In a cluttered room plastered with talismans, an unknown statue with its eyes covered was being worshipped. An old man in a tattered robe, his hands trembling, was lighting a lamp at the table. Beside him sat a steaming jar of water. The old man coughed incessantly, his eyes burning with rage as he muttered to himself. He crushed animal fluids and mixed them into the jar, in which lay a mirror. Next to it, an intricately carved redwood mirror frame was placed.
A cold wind kept brushing past the doorway. Outside was a courtyard, its ground littered with leaves. I stood by a withered tree, watching the old man inside as he crafted the mirror. This old man was the one Quentin Zeng had bullied in his youth—he nearly died in prison, suffering for half a lifetime over a piece of wood.
In the end, the old man spent a fortune just to make it out of prison alive. He had once been a carpenter, and the redwood used for the mirror frame was a family heirloom. But Quentin Zeng coveted it and seized it by force. Now, the old man was set on revenge. His heart was consumed by hatred—I could feel his fury clearly.
What puzzled me was where the old man had learned such sorcery. A quick glance told me the answer: he was sealing his own blood and hatred for the Zeng family into the Phantom Mirror. The ritual inscribed on the mirror was simple—harbor malice, and whoever gazes into it will have their life force drained, their lifespan gradually shortened.

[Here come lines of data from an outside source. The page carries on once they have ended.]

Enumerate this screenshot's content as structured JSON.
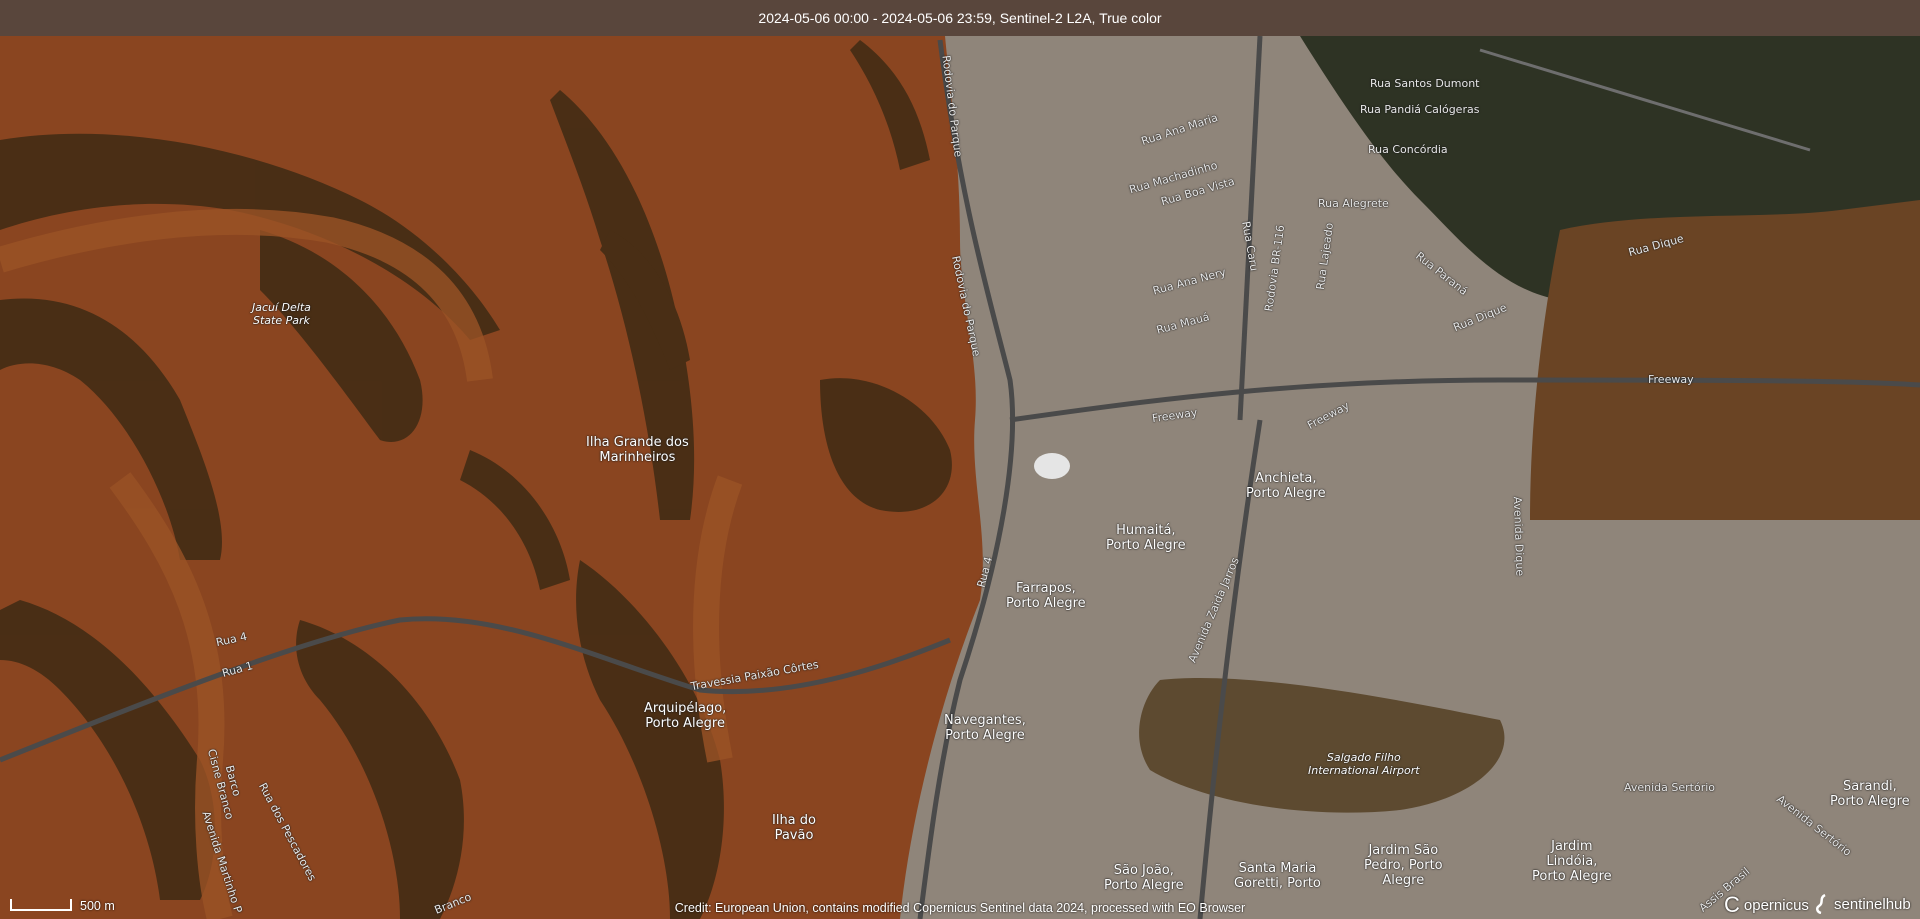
{
  "header": {
    "title": "2024-05-06 00:00 - 2024-05-06 23:59, Sentinel-2 L2A, True color"
  },
  "labels": {
    "rua_santos_dumont": "Rua Santos Dumont",
    "rua_pandia_calogeras": "Rua Pandiá Calógeras",
    "rua_concordia": "Rua Concórdia",
    "rua_ana_maria": "Rua Ana Maria",
    "rua_machadinho": "Rua Machadinho",
    "rua_boa_vista": "Rua Boa Vista",
    "rua_alegrete": "Rua Alegrete",
    "rua_dique_1": "Rua Dique",
    "rua_dique_2": "Rua Dique",
    "rua_parana": "Rua Paraná",
    "rua_ana_nery": "Rua Ana Nery",
    "rua_caru": "Rua Caru",
    "rodovia_br116": "Rodovia BR-116",
    "rua_lajeado": "Rua Lajeado",
    "rua_maua": "Rua Mauá",
    "rodovia_parque_1": "Rodovia do Parque",
    "rodovia_parque_2": "Rodovia do Parque",
    "freeway_1": "Freeway",
    "freeway_2": "Freeway",
    "freeway_3": "Freeway",
    "jacui_delta": "Jacuí Delta\nState Park",
    "ilha_grande": "Ilha Grande dos\nMarinheiros",
    "anchieta": "Anchieta,\nPorto Alegre",
    "humaita": "Humaitá,\nPorto Alegre",
    "farrapos": "Farrapos,\nPorto Alegre",
    "avenida_dique": "Avenida Dique",
    "avenida_zaida_jarros": "Avenida Zaida Jarros",
    "rua_4_a": "Rua 4",
    "rua_4_b": "Rua 4",
    "rua_1": "Rua 1",
    "travessia": "Travessia Paixão Côrtes",
    "arquipelago": "Arquipélago,\nPorto Alegre",
    "navegantes": "Navegantes,\nPorto Alegre",
    "salgado_filho": "Salgado Filho\nInternational Airport",
    "ilha_pavao": "Ilha do\nPavão",
    "barco_cisne": "Barco\nCisne Branco",
    "rua_pescadores": "Rua dos Pescadores",
    "avenida_martinho": "Avenida Martinho P",
    "branco": "Branco",
    "sao_joao": "São João,\nPorto Alegre",
    "santa_maria": "Santa Maria\nGoretti, Porto",
    "jardim_sao_pedro": "Jardim São\nPedro, Porto\nAlegre",
    "jardim_lindoia": "Jardim\nLindóia,\nPorto Alegre",
    "avenida_sertorio_1": "Avenida Sertório",
    "avenida_sertorio_2": "Avenida Sertório",
    "assis_brasil": "Assis Brasil",
    "sarandi": "Sarandi,\nPorto Alegre"
  },
  "scale": {
    "label": "500 m"
  },
  "credit": "Credit: European Union, contains modified Copernicus Sentinel data 2024, processed with EO Browser",
  "logos": {
    "copernicus": "opernicus",
    "sentinelhub": "sentinelhub"
  },
  "colors": {
    "water": "#8a4520",
    "land_dark": "#2a2a1a",
    "urban": "#9a8f82",
    "airport": "#5d5a4a"
  }
}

The sorcery worked on Jade Zeng because her birth had been troubled, and she bore a black mole in her palm. In the Living World, such a mark was said to promise wealth or tragedy—hers brought only misery. Though the origins of this curse were unclear, as an evil art it was weak: it could only trap souls in the Mirror World after death, serving little other purpose. At that moment, I noticed a surge of dark energy gathering nearby, and the old man’s forehead revealed a deathly pallor.
The old man planned to have the owner of a woodshop deliver the mirror as a gift to the Zeng family during Jade Zeng’s Hundred Day Banquet.
More and more ghosts began to gather, drawn by the chilling mediums the old man used. He was about to die, and the ritual was only half complete. That’s why the mirror affected only Jade Zeng. Evildoers, burdened with heavy karmic energy, are shielded from ordinary ghosts in life, though their deaths are miserable. This curse worked the same way.
"So that’s why Zachary Justice wanted me to try another method. Jade Zeng seems to harbor kindness in her heart."
I glanced at a fierce ghost shrouded in black mist beside me. He was ready to kill the old man working his evil sorcery. I pressed a hand to the ghost’s shoulder, and all the other spirits around us saw me.
"Who the hell are you..."
I snapped my fingers softly. Instantly, all the ghosts around me turned to ash. My form materialized—I was dressed in a black robe and slowly walked into the room.
"Who are you?"
The old man stared at me in terror as I approached. I did nothing, just watched him clutch his knife, panic written all over his face.
"I'm here to help you. Your sorcery is flawed—it can't harm Jade Zeng's father, Quentin Zeng."
The old man looked at me, half believing, half doubting. I glanced around, raised my hand, and the mirror flew out of the jar. Pointing with a finger, I looked at the old man. He walked over in a daze and bit his own finger.
"Use the Soul Capture Ritual."
As I spoke, I guided the old man to inscribe runes on the mirror surface, drawing a strange, irregular array. To change Jade Zeng’s fate, I had to start with her father—after all, she harbored kindness. If her parents’ influence was removed early on, her life might not be so tragic.
After all, Jade Zeng was far too unstable as a vessel for Infernal Weapons, and her capacity was too small to contain their growth. That’s why I chose to experiment in the Mirror World—it was safer. If I went to the Living World, the laws of Yin and Yang would interfere. But I could traverse past and future causality, altering fate; the laws of Yin and Yang couldn’t touch me.
"Let’s add a touch of Endbringer’s Power."
As I spoke, I raised a finger. A jet of black lightning crackled into the mirror, which now glowed with a sinister red light, reflecting the old man beside it. I snapped my fingers, and the old man snapped out of his trance, eyes wide in shock as he reached for the ancestral redwood inside the mirror.